Sunday, April 4, 2010

Movie: Down by Law

Another Jim Jarmusch film (i'm quickly running out) featuring Tom Waits, Roberto Benigni and John Lurie (from Stranger than Paradise). I've been searching for this one for a long time and finally found it. What sparked my interest, outside of Jarmusch being my favorite film maker, was the presence of Tom Waits as a main character. I've only seen him play such short rolls before and it was worth the wait to see what he can do center stage.

The movie is about three men, a pimp, a radio host, and an Italian who has a very loose grasp of the English language, who get arrested and spend time getting to know each other in a jail cell. Two men are set up for unknown reasons and are ultimately innocent for the crimes they're convicted for, but the third (the Italian and most harmless of the three) is brought in on murder charges.

As with all Jarmusch films, there's hardly any story to speak of, very little is explained, the plot is incredibly simple, and there are only four or five sets in the entire movie. The focus is on the characters. Not who they were, not how they got to where they are, not where they're going in the future, but who they are and how they interact with other characters now. Jim Jarmusch seems to love how complex individuals are, sometimes achieving a level of complexity that makes them unable to exist outside of their places of comfort, unable to interact with anyone outside of their close group of friends. The three actors exhibit this complexity perfectly.
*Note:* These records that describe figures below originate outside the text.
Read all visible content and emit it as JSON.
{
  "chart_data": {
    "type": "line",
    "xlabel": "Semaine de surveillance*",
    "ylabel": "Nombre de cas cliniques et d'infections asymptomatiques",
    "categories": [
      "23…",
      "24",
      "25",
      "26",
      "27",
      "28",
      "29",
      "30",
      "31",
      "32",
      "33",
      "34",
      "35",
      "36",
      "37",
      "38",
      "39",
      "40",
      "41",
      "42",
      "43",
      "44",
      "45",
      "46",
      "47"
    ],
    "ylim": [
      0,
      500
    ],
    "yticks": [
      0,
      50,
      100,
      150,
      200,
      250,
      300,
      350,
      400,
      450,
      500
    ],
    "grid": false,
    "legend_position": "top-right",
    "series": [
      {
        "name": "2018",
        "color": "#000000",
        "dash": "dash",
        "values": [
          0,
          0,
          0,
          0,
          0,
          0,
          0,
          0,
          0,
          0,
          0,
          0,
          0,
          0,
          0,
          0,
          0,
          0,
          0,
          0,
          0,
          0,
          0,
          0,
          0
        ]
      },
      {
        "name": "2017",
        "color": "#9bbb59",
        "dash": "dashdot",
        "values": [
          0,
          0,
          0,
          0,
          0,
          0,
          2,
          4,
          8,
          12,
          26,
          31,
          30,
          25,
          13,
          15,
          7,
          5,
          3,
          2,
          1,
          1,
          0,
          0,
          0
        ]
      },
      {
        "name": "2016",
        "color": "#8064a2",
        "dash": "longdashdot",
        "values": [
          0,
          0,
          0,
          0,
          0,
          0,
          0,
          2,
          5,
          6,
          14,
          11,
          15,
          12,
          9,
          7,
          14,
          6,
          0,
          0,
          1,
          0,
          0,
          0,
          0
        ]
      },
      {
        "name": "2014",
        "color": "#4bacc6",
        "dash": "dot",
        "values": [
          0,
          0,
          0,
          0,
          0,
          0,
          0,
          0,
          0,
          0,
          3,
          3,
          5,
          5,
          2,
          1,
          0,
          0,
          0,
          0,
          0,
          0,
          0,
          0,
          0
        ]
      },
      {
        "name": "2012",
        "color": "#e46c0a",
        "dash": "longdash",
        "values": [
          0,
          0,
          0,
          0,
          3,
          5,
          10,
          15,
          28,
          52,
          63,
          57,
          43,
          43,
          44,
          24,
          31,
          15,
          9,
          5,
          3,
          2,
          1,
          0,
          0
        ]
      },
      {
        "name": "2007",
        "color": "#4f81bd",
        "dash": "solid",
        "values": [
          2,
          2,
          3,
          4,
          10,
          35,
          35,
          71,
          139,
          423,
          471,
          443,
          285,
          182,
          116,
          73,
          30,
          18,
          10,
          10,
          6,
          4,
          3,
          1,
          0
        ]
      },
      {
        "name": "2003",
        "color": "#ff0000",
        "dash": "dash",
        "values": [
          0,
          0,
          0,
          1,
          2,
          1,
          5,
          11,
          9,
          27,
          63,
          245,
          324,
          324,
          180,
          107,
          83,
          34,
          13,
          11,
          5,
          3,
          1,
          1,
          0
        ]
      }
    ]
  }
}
What makes Jarmusch my favorite film maker is the conversations he constructs between characters. He fills dialog with awkward pauses, confused looks, sometimes complete silence and it feels real. If you look at an average movie, there's always something happening and the dialog always has a purpose. Jarmusch wants to portray reality, where hardly anything happens, memorable moments are based on only a few seconds in an expanse of time and people sometimes can't even come up with the words to correctly express themselves which at times might explain more than words ever could.

It's hard to recommend any Jarmusch movie to anyone, however, because film making like this is commonly perceived as boring. They would be wrong, but different people, different tastes, as always.